Proximity to Major Employers

Proximity to established corporate employment hubs underpins steady renter demand and commute convenience for residents, notably tied to headquarters and major offices in the Oakland–San Francisco corridor. The list below reflects nearby anchors most relevant to leasing stability at this location.

  • Clorox — consumer products HQ (4.8 miles) — HQ
  • Gap — retail apparel HQ (8.8 miles) — HQ
  • AIG — insurance (8.8 miles)
  • Salesforce.com — enterprise software HQ (8.8 miles) — HQ
  • PG&E Corp. — utilities HQ (9.0 miles) — HQ
Why invest?

Built in 2004 with 56 units, the asset is materially newer than the surrounding 1940s-average neighborhood stock, offering relative competitiveness and potentially lower immediate capital needs. Strong amenity density and top-tier schools bolster leasing fundamentals, while a high renter-occupied share signals depth in the tenant base. According to CRE market data from WDSuite, neighborhood NOI per unit trends in upper national percentiles, aligning with solid income performance for well-managed assets in this area.
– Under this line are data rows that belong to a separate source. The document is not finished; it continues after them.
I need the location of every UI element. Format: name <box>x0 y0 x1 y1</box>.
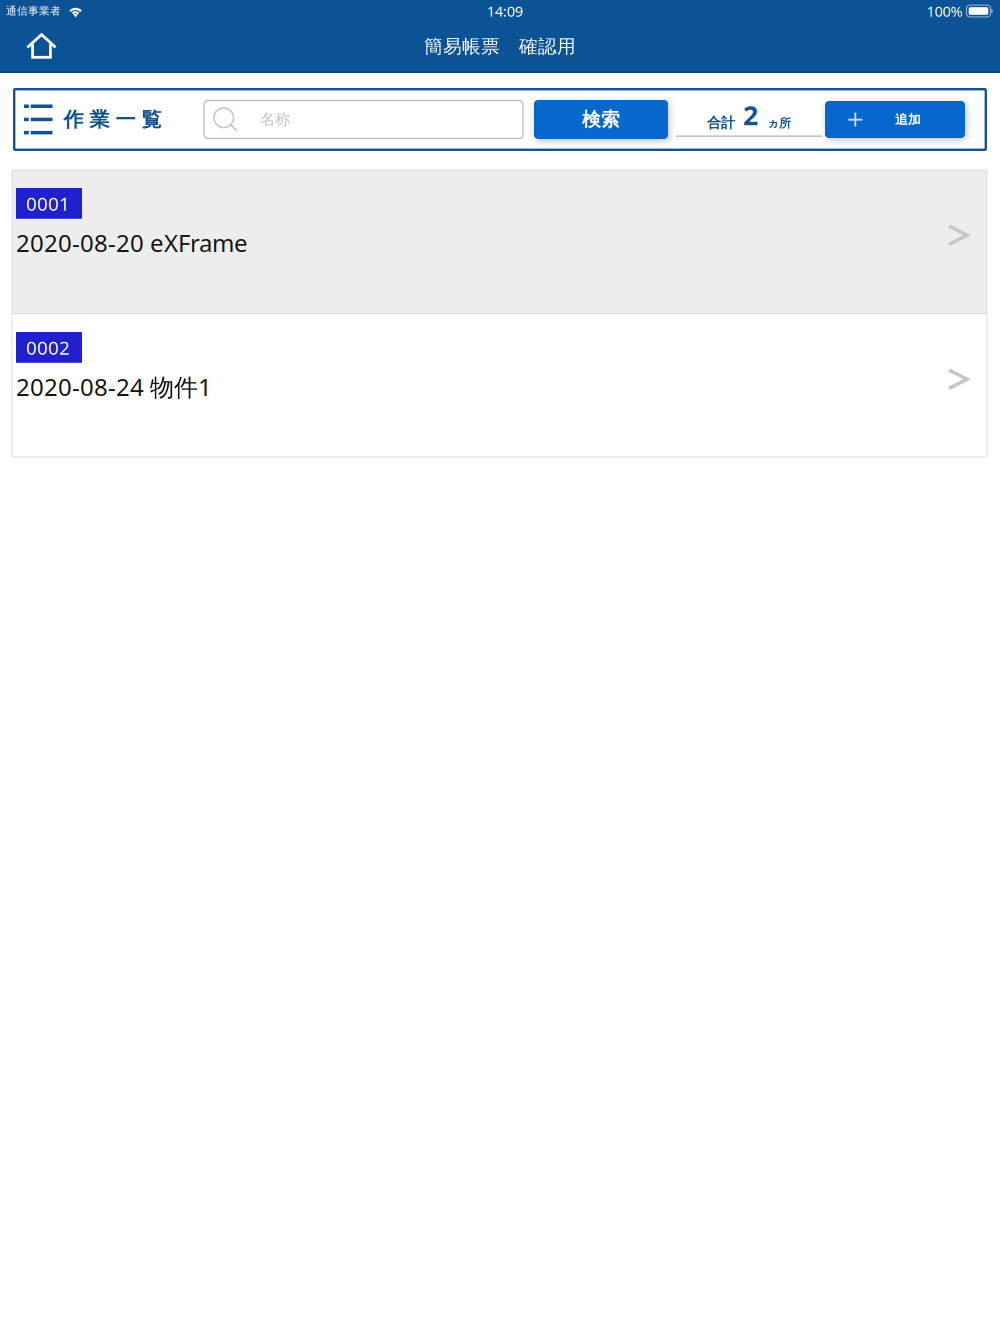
staticText: 14:09 <box>487 1 523 21</box>
staticText: 2 <box>743 97 758 133</box>
staticText: 検索 <box>582 108 620 131</box>
staticText: 100% <box>926 1 962 21</box>
staticText: 作 業 一 覧 <box>64 107 162 132</box>
staticText: 簡易帳票 確認用 <box>424 35 576 58</box>
staticText: 0001 <box>26 191 70 216</box>
staticText: 合計 <box>707 114 735 132</box>
staticText: 通信事業者 <box>6 4 61 18</box>
button[interactable]: 0002 <box>12 314 987 457</box>
button[interactable]: 検索 <box>534 100 668 139</box>
staticText: ヵ所 <box>767 116 791 131</box>
staticText: 2020-08-20 eXFrame <box>16 227 248 259</box>
staticText: 名称 <box>260 110 290 129</box>
staticText: 0002 <box>26 335 70 360</box>
button[interactable]: Home <box>0 22 79 71</box>
staticText: 追加 <box>895 112 921 128</box>
staticText: 2020-08-24 物件1 <box>16 371 212 403</box>
button[interactable]: 追加 <box>825 101 965 138</box>
button[interactable]: 0001 <box>12 170 987 313</box>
Key considerations include softer neighborhood occupancy in recent years and below-average safety readings versus national benchmarks. Elevated ownership costs and sustained income growth within a 3-mile radius generally support multifamily demand, but lease management should account for affordability pressure and security measures as part of the operating plan.

  • Mid-2000s vintage vs. older neighborhood stock supports competitive positioning and moderated near-term capex.
  • Dense amenities and top-tier schools strengthen retention and leasing velocity.
  • High renter-occupied share and proximity to major employers reinforce tenant demand depth.
  • Risks: below-median neighborhood safety and softer occupancy require active leasing and security planning.